The Paediatrician as Part of the SEM Coordination Centre
Up to 2017, the activity of the paediatric SEM was managed by SEM professionals from the coordination centre who were not specialised in paediatrics. That year, the SEM Health Coordination Centre began having a paediatric physician on call 24 hours a day, 365 days a year. Since then, that role has become key for coordinating resources, providing both telephone support for healthcare teams in the region and guidance in paediatric emergencies.
This task is carried out by the same paediatricians who are part of the aforementioned paediatric advanced life support units. Thus, they are knowledgeable not only about serious medical conditions, but also about the particularities of initial medical attention outside of health centres and transport.
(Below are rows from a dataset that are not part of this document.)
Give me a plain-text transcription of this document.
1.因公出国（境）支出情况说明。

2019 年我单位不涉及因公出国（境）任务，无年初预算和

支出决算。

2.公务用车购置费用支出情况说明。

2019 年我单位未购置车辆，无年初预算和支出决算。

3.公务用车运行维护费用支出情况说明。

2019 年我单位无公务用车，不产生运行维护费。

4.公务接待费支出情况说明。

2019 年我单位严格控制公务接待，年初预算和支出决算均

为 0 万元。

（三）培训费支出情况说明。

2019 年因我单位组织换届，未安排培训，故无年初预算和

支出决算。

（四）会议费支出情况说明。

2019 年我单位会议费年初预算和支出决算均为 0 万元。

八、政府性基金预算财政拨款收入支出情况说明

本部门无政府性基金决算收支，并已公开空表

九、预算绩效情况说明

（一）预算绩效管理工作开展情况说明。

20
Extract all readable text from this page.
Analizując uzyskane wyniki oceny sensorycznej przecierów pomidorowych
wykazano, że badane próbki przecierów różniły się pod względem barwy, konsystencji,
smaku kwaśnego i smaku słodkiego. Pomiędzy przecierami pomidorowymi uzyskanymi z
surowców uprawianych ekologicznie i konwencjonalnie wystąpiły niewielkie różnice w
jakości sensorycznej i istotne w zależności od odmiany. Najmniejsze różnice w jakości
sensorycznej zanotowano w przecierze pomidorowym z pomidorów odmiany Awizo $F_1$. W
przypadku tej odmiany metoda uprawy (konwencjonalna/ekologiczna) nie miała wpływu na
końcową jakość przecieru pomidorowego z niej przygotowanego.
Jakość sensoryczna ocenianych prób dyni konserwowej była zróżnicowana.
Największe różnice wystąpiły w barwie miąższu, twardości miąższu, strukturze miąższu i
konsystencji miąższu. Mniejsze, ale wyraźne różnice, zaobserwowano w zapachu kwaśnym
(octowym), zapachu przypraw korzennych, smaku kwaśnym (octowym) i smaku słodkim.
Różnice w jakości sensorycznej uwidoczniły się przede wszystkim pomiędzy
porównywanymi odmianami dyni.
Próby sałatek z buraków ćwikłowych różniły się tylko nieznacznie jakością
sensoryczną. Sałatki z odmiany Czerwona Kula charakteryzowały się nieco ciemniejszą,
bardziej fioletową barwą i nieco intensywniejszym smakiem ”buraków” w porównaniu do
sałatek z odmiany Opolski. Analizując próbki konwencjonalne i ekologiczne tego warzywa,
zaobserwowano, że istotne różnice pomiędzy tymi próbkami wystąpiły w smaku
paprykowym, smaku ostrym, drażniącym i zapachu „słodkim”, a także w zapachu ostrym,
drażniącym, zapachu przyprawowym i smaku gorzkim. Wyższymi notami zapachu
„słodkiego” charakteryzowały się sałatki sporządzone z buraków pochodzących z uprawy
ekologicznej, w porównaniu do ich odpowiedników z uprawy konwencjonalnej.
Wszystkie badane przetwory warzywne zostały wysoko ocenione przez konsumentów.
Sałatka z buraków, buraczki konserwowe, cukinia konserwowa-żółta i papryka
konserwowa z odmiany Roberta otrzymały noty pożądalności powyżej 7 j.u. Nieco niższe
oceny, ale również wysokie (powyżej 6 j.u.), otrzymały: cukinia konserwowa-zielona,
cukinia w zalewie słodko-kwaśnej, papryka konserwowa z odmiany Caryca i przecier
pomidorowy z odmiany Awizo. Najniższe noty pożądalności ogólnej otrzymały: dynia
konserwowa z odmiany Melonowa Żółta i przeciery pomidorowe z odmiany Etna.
This new facet of their work has been a challenge for these professionals, who up to then had provided only on-site medical support.
Tasks of the Paediatrician in the Coordination Centre
1. Managing interhospital transfers: coordination and assessment
Initially, they directly managed the transfers for patients ≤ 6 years of age and provided support for the interhospital transfer team for patients > 6 years of age. They now currently manage transfers for patients
< 16 years of age.
When a call comes in from a health centre for the transfer of a paediatric or neonatal patient, it will firstly be routed to a call centre operator who will request the basic information needed. Next, it will be immediately transferred to the coordinating paediatrician, who will evaluate the patient's situation, assess the possible additional treatment measures, and decide on the most appropriate destination centre and transportation resource. It is worth noting that the transport may not always be performed by a paediatric unit, depending on the availability, coordination, and time dependence of the medical condition.
2. Telephone support for emergencies
The other function of the coordinating paediatrician is to provide support for consultations that may require specialised care due to their complexity and severity. These may be:
- Calls made by citizens which have first been screened by professional call managers (non-paediatric physicians or nurses). These are usually calls flagged by the system as high priority (Priority 0), where the reason for the call is a serious situation, such as unconsciousness, severe breathing difficulty, and/or other life-threatening circumstances.
- Consultations from SEM healthcare teams caring for paediatric patients or other professionals from healthcare centres.
In all of these cases, we collaborate with other members of the coordination centre to send, if necessary, the proper resource as determined by the evaluation made.